The supermassive black hole — located nearly 12 billion light-years away, at the center of GS-10578, or "Pablo's Galaxy" — is 200 billion times the mass of the sun.
Previous observations revealed that the black hole's host galaxy is "dead" — meaning it has stopped forming new stars — but previous telescopes lacked the accuracy to find the exact cause of this.
Now, the JWST has solved the case: Pablo's galaxy is being suffocated by its own giant black hole, which is ejecting gas from the galaxy before it has time to make new stars.

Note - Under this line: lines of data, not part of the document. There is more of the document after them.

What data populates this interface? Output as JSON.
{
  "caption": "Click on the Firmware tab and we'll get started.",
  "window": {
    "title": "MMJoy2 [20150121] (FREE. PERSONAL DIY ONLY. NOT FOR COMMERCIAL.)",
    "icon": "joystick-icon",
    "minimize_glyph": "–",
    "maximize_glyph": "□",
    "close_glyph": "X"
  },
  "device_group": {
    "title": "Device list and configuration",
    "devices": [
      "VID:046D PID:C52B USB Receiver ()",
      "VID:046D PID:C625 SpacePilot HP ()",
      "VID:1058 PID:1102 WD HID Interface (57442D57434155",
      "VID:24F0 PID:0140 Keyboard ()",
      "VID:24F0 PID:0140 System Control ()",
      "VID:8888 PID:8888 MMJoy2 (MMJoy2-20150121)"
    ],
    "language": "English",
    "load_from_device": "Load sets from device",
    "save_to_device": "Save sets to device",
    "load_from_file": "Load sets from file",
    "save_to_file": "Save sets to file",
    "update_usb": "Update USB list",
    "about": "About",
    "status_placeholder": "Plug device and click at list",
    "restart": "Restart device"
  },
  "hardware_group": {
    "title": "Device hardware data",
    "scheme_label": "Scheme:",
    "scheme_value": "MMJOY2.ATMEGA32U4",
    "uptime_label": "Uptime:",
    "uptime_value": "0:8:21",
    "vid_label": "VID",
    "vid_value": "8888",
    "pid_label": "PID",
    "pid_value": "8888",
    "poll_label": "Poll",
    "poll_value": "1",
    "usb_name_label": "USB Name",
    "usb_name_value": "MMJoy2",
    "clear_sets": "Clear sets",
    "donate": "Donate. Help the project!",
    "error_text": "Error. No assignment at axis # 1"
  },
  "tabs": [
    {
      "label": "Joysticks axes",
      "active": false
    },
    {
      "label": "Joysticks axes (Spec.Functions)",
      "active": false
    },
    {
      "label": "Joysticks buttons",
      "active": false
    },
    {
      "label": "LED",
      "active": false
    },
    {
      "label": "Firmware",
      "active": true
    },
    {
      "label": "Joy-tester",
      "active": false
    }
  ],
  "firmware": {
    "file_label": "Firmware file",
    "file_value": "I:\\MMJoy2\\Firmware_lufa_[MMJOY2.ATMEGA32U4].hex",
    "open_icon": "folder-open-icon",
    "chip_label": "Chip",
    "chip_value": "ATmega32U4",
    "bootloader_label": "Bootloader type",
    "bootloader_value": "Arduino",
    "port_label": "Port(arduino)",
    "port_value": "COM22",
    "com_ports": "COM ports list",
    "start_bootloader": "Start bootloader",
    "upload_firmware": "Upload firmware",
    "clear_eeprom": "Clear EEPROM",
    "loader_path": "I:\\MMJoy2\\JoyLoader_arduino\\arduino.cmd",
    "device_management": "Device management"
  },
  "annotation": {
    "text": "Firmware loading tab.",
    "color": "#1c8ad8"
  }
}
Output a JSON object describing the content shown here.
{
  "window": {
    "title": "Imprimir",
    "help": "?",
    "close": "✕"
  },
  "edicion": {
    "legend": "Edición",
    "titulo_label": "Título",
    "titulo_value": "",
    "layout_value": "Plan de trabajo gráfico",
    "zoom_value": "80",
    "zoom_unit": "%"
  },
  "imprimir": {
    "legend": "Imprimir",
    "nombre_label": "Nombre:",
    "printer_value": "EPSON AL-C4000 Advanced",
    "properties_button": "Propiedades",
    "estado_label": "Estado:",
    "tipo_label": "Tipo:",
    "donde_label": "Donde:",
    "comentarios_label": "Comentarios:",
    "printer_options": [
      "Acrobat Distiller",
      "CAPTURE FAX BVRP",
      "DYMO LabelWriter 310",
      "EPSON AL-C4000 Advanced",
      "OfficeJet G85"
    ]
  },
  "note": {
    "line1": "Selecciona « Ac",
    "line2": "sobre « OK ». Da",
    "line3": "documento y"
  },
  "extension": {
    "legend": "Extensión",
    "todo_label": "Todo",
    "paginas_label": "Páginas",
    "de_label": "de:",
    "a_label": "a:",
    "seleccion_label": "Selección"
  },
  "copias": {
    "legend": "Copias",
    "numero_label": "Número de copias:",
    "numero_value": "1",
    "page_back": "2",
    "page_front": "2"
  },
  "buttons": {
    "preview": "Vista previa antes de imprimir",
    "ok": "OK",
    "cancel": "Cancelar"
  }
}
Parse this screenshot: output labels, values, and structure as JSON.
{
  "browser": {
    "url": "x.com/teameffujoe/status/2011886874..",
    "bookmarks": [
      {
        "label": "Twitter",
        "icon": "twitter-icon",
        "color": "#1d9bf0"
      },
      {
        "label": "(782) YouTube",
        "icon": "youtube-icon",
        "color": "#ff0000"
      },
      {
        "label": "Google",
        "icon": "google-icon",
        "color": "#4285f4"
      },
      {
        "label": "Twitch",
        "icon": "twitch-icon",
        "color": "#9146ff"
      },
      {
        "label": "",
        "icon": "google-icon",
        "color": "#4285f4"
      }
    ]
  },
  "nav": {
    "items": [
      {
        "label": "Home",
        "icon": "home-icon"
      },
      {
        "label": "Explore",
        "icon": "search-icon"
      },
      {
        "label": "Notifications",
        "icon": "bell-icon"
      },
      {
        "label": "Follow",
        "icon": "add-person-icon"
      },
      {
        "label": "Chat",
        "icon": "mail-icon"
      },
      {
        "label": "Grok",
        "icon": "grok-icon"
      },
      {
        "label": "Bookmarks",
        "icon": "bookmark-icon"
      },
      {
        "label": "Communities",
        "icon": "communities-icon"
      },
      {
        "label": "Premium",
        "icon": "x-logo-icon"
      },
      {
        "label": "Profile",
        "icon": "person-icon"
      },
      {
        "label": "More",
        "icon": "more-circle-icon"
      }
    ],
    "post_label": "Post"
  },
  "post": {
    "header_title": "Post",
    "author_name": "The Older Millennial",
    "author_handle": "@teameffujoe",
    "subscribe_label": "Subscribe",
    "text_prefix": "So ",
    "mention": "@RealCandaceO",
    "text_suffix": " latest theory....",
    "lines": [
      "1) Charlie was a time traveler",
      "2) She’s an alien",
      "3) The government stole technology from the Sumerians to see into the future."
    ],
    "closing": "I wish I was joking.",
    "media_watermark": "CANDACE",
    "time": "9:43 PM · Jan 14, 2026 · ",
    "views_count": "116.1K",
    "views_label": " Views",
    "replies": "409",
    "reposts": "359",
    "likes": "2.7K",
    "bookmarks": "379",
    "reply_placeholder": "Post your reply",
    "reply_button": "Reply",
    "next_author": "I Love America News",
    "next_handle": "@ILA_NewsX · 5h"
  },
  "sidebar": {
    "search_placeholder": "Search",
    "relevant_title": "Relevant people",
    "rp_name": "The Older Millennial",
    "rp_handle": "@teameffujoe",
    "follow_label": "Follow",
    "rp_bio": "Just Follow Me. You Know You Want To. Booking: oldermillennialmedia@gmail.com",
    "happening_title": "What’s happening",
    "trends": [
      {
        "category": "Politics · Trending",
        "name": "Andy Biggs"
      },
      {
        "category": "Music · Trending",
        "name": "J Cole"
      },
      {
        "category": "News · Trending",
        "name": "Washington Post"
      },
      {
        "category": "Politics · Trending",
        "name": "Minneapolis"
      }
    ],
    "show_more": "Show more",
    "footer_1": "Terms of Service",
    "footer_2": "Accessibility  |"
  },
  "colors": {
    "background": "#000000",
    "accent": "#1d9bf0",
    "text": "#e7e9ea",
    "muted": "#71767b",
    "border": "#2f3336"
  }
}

The researchers published their findings Sept. 16 in the journal Nature Astronomy.
"We found the culprit," study co-lead author Francesco D'Eugenio, an astrophysicist at the University of Cambridge, said in a statement. "The black hole is killing this galaxy and keeping it dormant, by cutting off the source of 'food' the galaxy needs to form new stars."
Supermassive black holes typically sit in the centers of galaxies, periodically sucking in matter from their surroundings before spitting it out at near light speed, creating a feedback process that shapes how galaxies evolve.